This repository contains code to connect MATLAB to a local Ollama® server, running large language models (LLMs).
To use local models with Ollama, you will need to install and start an Ollama server, and “pull” models into it. Please follow the Ollama documentation for details. You should be familiar with the limitations and risks associated with using this technology, and you agree that you shall be solely responsible for full compliance with any terms that may apply to your use of any specific model.
Some of the LLMs currently supported out of the box on Ollama are:
- llama2, llama2-uncensored, llama3, codellama
- phi3
- aya
- mistral (v0.1, v0.2, v0.3)
- mixtral
- gemma, codegemma
- command-r
To create the chat assistant, call ollamaChat
and specify the LLM you want to use:
chat = ollamaChat("mistral");
ollamaChat
has additional options, please run help ollamaChat
for details.
In some situations, you will want to use chat completion models without preserving chat history. For example, when you want to perform independent queries in a programmatic way.

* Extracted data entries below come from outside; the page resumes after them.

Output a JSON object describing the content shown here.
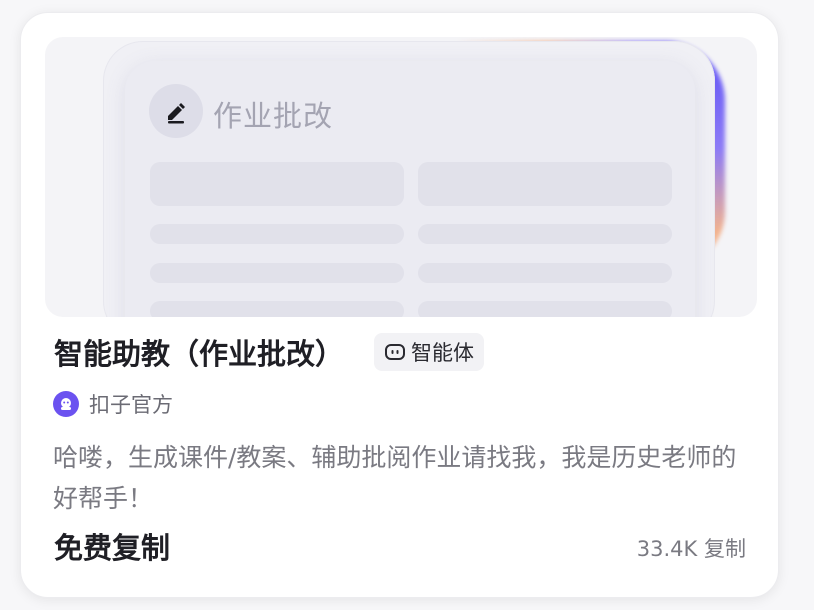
{
  "hero": {
    "title": "作业批改",
    "icon": "pencil-icon"
  },
  "card": {
    "title": "智能助教（作业批改）",
    "tag": {
      "label": "智能体",
      "icon": "bot-face-icon"
    },
    "author": {
      "name": "扣子官方",
      "icon": "official-avatar-icon"
    },
    "description": "哈喽，生成课件/教案、辅助批阅作业请找我，我是历史老师的好帮手！",
    "price": "免费复制",
    "copies": "33.4K 复制"
  },
  "colors": {
    "accent_purple": "#6b52f0",
    "accent_orange": "#f3b38e"
  }
}
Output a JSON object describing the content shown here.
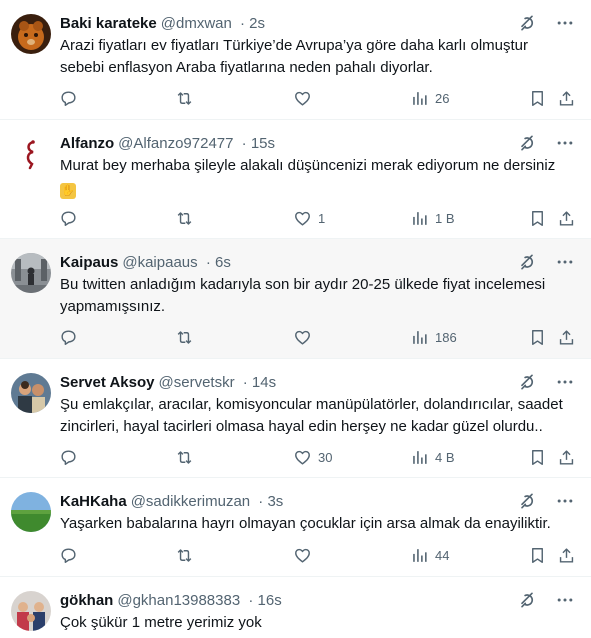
{
  "tweets": [
    {
      "name": "Baki karateke",
      "handle": "@dmxwan",
      "time": "· 2s",
      "text": "Arazi fiyatları ev fiyatları  Türkiye’de Avrupa’ya göre daha karlı olmuştur sebebi enflasyon Araba fiyatlarına neden pahalı diyorlar.",
      "likes": "",
      "views": "26"
    },
    {
      "name": "Alfanzo",
      "handle": "@Alfanzo972477",
      "time": "· 15s",
      "text": "Murat bey merhaba şileyle alakalı düşüncenizi merak ediyorum ne dersiniz",
      "emoji": "folded-hands-emoji",
      "likes": "1",
      "views": "1 B"
    },
    {
      "name": "Kaipaus",
      "handle": "@kaipaaus",
      "time": "· 6s",
      "text": "Bu twitten anladığım kadarıyla son bir aydır 20-25 ülkede fiyat incelemesi yapmamışsınız.",
      "likes": "",
      "views": "186"
    },
    {
      "name": "Servet Aksoy",
      "handle": "@servetskr",
      "time": "· 14s",
      "text": "Şu emlakçılar, aracılar, komisyoncular manüpülatörler, dolandırıcılar, saadet zincirleri, hayal tacirleri olmasa hayal edin herşey ne kadar güzel olurdu..",
      "likes": "30",
      "views": "4 B"
    },
    {
      "name": "KaHKaha",
      "handle": "@sadikkerimuzan",
      "time": "· 3s",
      "text": "Yaşarken babalarına hayrı olmayan çocuklar için arsa almak da enayiliktir.",
      "likes": "",
      "views": "44"
    },
    {
      "name": "gökhan",
      "handle": "@gkhan13988383",
      "time": "· 16s",
      "text": "Çok şükür 1 metre yerimiz yok",
      "likes": "",
      "views": ""
    }
  ],
  "icons": {
    "grok": "grok-icon",
    "more": "more-icon",
    "reply": "reply-icon",
    "retweet": "retweet-icon",
    "like": "like-icon",
    "views": "views-icon",
    "bookmark": "bookmark-icon",
    "share": "share-icon"
  },
  "colors": {
    "text": "#0f1419",
    "muted": "#536471",
    "border": "#eff3f4",
    "highlight": "#f7f7f7"
  }
}
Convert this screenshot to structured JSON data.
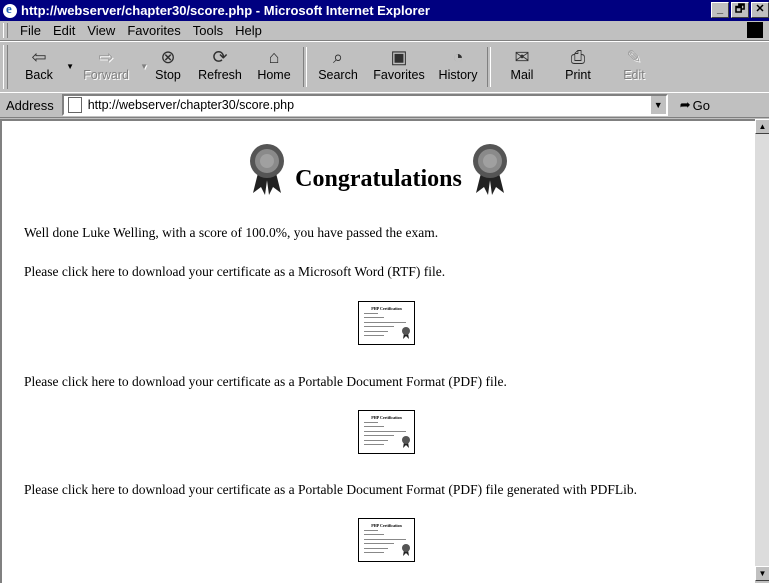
{
  "window": {
    "title": "http://webserver/chapter30/score.php - Microsoft Internet Explorer",
    "controls": [
      "_",
      "🗗",
      "✕"
    ]
  },
  "menu": [
    "File",
    "Edit",
    "View",
    "Favorites",
    "Tools",
    "Help"
  ],
  "toolbar": {
    "buttons": [
      {
        "label": "Back",
        "icon": "back-arrow-icon",
        "enabled": true
      },
      {
        "label": "Forward",
        "icon": "forward-arrow-icon",
        "enabled": false
      },
      {
        "label": "Stop",
        "icon": "stop-icon",
        "enabled": true
      },
      {
        "label": "Refresh",
        "icon": "refresh-icon",
        "enabled": true
      },
      {
        "label": "Home",
        "icon": "home-icon",
        "enabled": true
      },
      {
        "label": "Search",
        "icon": "search-icon",
        "enabled": true
      },
      {
        "label": "Favorites",
        "icon": "favorites-icon",
        "enabled": true
      },
      {
        "label": "History",
        "icon": "history-icon",
        "enabled": true
      },
      {
        "label": "Mail",
        "icon": "mail-icon",
        "enabled": true
      },
      {
        "label": "Print",
        "icon": "print-icon",
        "enabled": true
      },
      {
        "label": "Edit",
        "icon": "edit-icon",
        "enabled": false
      }
    ]
  },
  "address": {
    "label": "Address",
    "value": "http://webserver/chapter30/score.php",
    "go_label": "Go"
  },
  "page": {
    "heading": "Congratulations",
    "result_text": "Well done Luke Welling, with a score of 100.0%, you have passed the exam.",
    "downloads": [
      "Please click here to download your certificate as a Microsoft Word (RTF) file.",
      "Please click here to download your certificate as a Portable Document Format (PDF) file.",
      "Please click here to download your certificate as a Portable Document Format (PDF) file generated with PDFLib."
    ],
    "certificate_thumb_title": "PHP Certification"
  },
  "colors": {
    "titlebar": "#000080",
    "chrome": "#c0c0c0",
    "rosette": "#808080"
  }
}
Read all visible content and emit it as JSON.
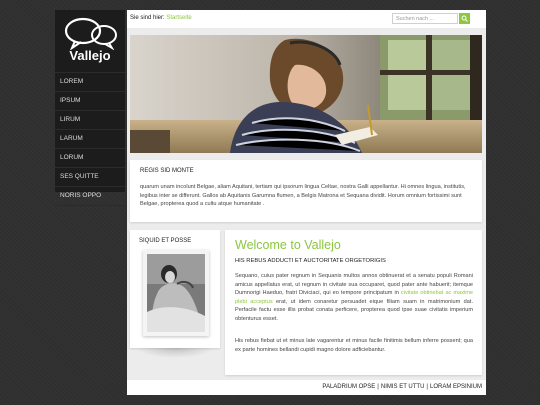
{
  "logo": {
    "text": "Vallejo"
  },
  "sidebar": {
    "items": [
      {
        "label": "LOREM"
      },
      {
        "label": "IPSUM"
      },
      {
        "label": "LIRUM"
      },
      {
        "label": "LARUM"
      },
      {
        "label": "LORUM"
      },
      {
        "label": "SES QUITTE"
      },
      {
        "label": "NORIS OPPO"
      }
    ]
  },
  "topbar": {
    "breadcrumb_prefix": "Sie sind hier:",
    "breadcrumb_link": "Startseite",
    "search_placeholder": "Suchen nach ..."
  },
  "intro": {
    "title": "REGIS SID MONTE",
    "text": "quarum unam incolunt Belgae, aliam Aquitani, tertiam qui ipsorum lingua Celtae, nostra Galli appellantur. Hi omnes lingua, institutis, legibus inter se differunt. Gallos ab Aquitanis Garumna flumen, a Belgis Matrona et Sequana dividit. Horum omnium fortissimi sunt Belgae, propterea quod a cultu atque humanitate ."
  },
  "left_box": {
    "title": "SIQUID ET POSSE"
  },
  "content": {
    "heading": "Welcome to Vallejo",
    "subheading": "HIS REBUS ADDUCTI ET AUCTORITATE ORGETORIGIS",
    "para1_a": "Sequano, cuius pater regnum in Sequanis multos annos obtinuerat et a senatu populi Romani amicus appellatus erat, ut regnum in civitate sua occuparet, quod pater ante habuerit; itemque Dumnorigi Haeduo, fratri Diviciaci, qui eo tempore principatum in ",
    "para1_link": "civitate obtinebat ac maxime plebi acceptus",
    "para1_b": " erat, ut idem conaretur persuadet eique filiam suam in matrimonium dat. Perfacile factu esse illis probat conata perficere, propterea quod ipse suae civitatis imperium obtenturus esset.",
    "para2": "His rebus fiebat ut et minus late vagarentur et minus facile finitimis bellum inferre possent; qua ex parte homines bellandi cupidi magno dolore adficiebantur."
  },
  "footer": {
    "links": [
      "PALADRIUM OPSE",
      "NIMIS ET UTTU",
      "LORAM EPSINIUM"
    ],
    "separator": "|"
  },
  "colors": {
    "accent": "#8dc63f",
    "sidebar": "#1c1c1c",
    "background": "#2f2f2f"
  },
  "icons": {
    "search": "search-icon",
    "logo": "speech-bubbles-icon"
  }
}
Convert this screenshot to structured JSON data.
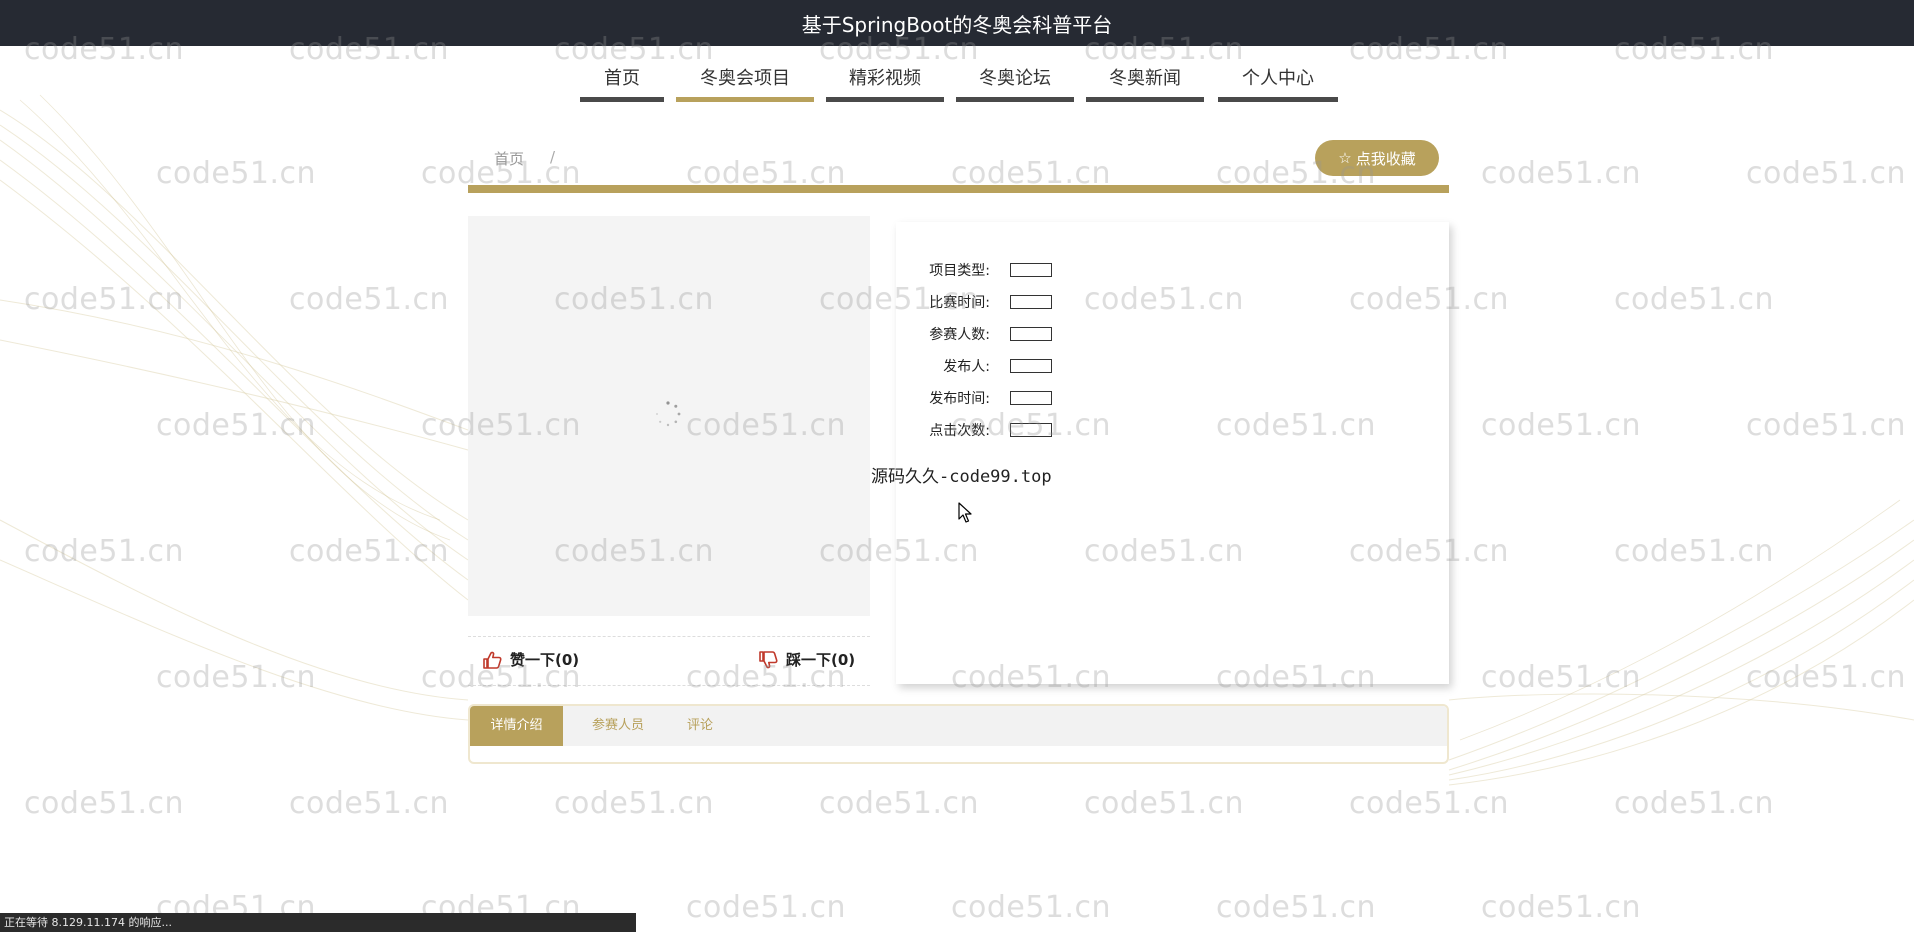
{
  "window": {
    "title": "基于SpringBoot的冬奥会科普平台"
  },
  "nav": {
    "items": [
      {
        "label": "首页"
      },
      {
        "label": "冬奥会项目"
      },
      {
        "label": "精彩视频"
      },
      {
        "label": "冬奥论坛"
      },
      {
        "label": "冬奥新闻"
      },
      {
        "label": "个人中心"
      }
    ],
    "active_index": 1
  },
  "breadcrumb": {
    "home": "首页",
    "separator": "/"
  },
  "favorite_button": {
    "icon": "star-outline-icon",
    "label": "点我收藏"
  },
  "details": {
    "rows": [
      {
        "label": "项目类型:",
        "value": ""
      },
      {
        "label": "比赛时间:",
        "value": ""
      },
      {
        "label": "参赛人数:",
        "value": ""
      },
      {
        "label": "发布人:",
        "value": ""
      },
      {
        "label": "发布时间:",
        "value": ""
      },
      {
        "label": "点击次数:",
        "value": ""
      }
    ]
  },
  "source_text": "源码久久-code99.top",
  "votes": {
    "like": {
      "icon": "thumbs-up-icon",
      "label": "赞一下(0)"
    },
    "dislike": {
      "icon": "thumbs-down-icon",
      "label": "踩一下(0)"
    }
  },
  "tabs": [
    {
      "label": "详情介绍",
      "active": true
    },
    {
      "label": "参赛人员",
      "active": false
    },
    {
      "label": "评论",
      "active": false
    }
  ],
  "watermark": "code51.cn",
  "status_bar": {
    "text": "正在等待 8.129.11.174 的响应..."
  },
  "colors": {
    "accent": "#b8a15c",
    "topbar": "#262a33",
    "nav_bar": "#4a4a4a"
  }
}
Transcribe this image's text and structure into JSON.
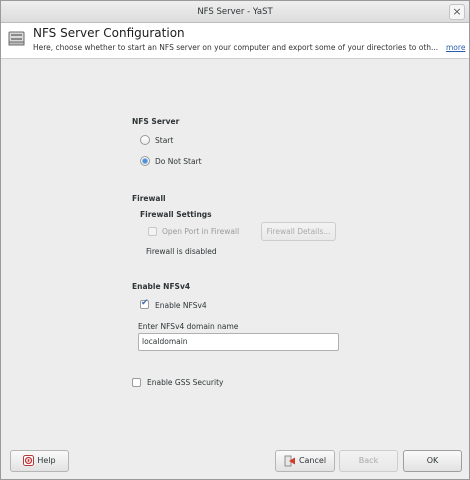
{
  "window": {
    "title": "NFS Server - YaST",
    "close_symbol": "×"
  },
  "header": {
    "title": "NFS Server Configuration",
    "description": "Here, choose whether to start an NFS server on your computer and export some of your directories to oth...",
    "more_link": "more"
  },
  "nfs_server": {
    "section_title": "NFS Server",
    "options": [
      {
        "label": "Start",
        "checked": false
      },
      {
        "label": "Do Not Start",
        "checked": true
      }
    ]
  },
  "firewall": {
    "section_title": "Firewall",
    "settings_title": "Firewall Settings",
    "open_port_label": "Open Port in Firewall",
    "details_button": "Firewall Details...",
    "status_text": "Firewall is disabled"
  },
  "nfsv4": {
    "section_title": "Enable NFSv4",
    "enable_label": "Enable NFSv4",
    "enabled": true,
    "domain_label": "Enter NFSv4 domain name",
    "domain_value": "localdomain"
  },
  "gss": {
    "label": "Enable GSS Security",
    "checked": false
  },
  "footer": {
    "help_label": "Help",
    "cancel_label": "Cancel",
    "back_label": "Back",
    "ok_label": "OK"
  },
  "icons": {
    "header": "nfs-server-icon",
    "help": "help-icon",
    "cancel": "cancel-icon"
  }
}
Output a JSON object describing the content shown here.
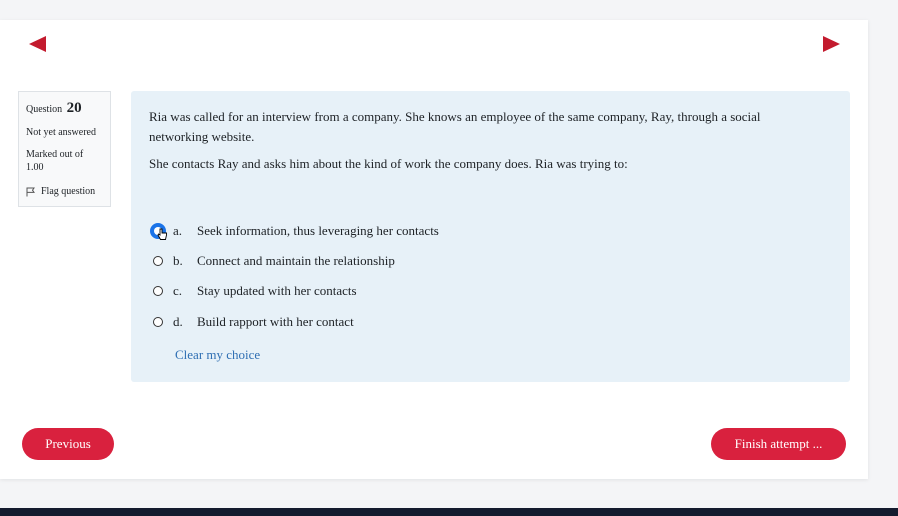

Here's a simple example of how to use the ollamaChat
for sentiment analysis, initialized with a few-shot prompt:
% Initialize the Ollama Chat object, passing a system prompt
% The system prompt tells the assistant how to behave, in this case, as a sentiment analyzer
systemPrompt = "You are a sentiment analyser. You will look at a sentence and output"+...
" a single word that classifies that sentence as either 'positive' or 'negative'."+....
newline + ...
"Examples:" + newline +...
"The project was a complete failure." + newline +...
"negative" + newline + newline +...
"The team successfully completed the project ahead of schedule." + newline +...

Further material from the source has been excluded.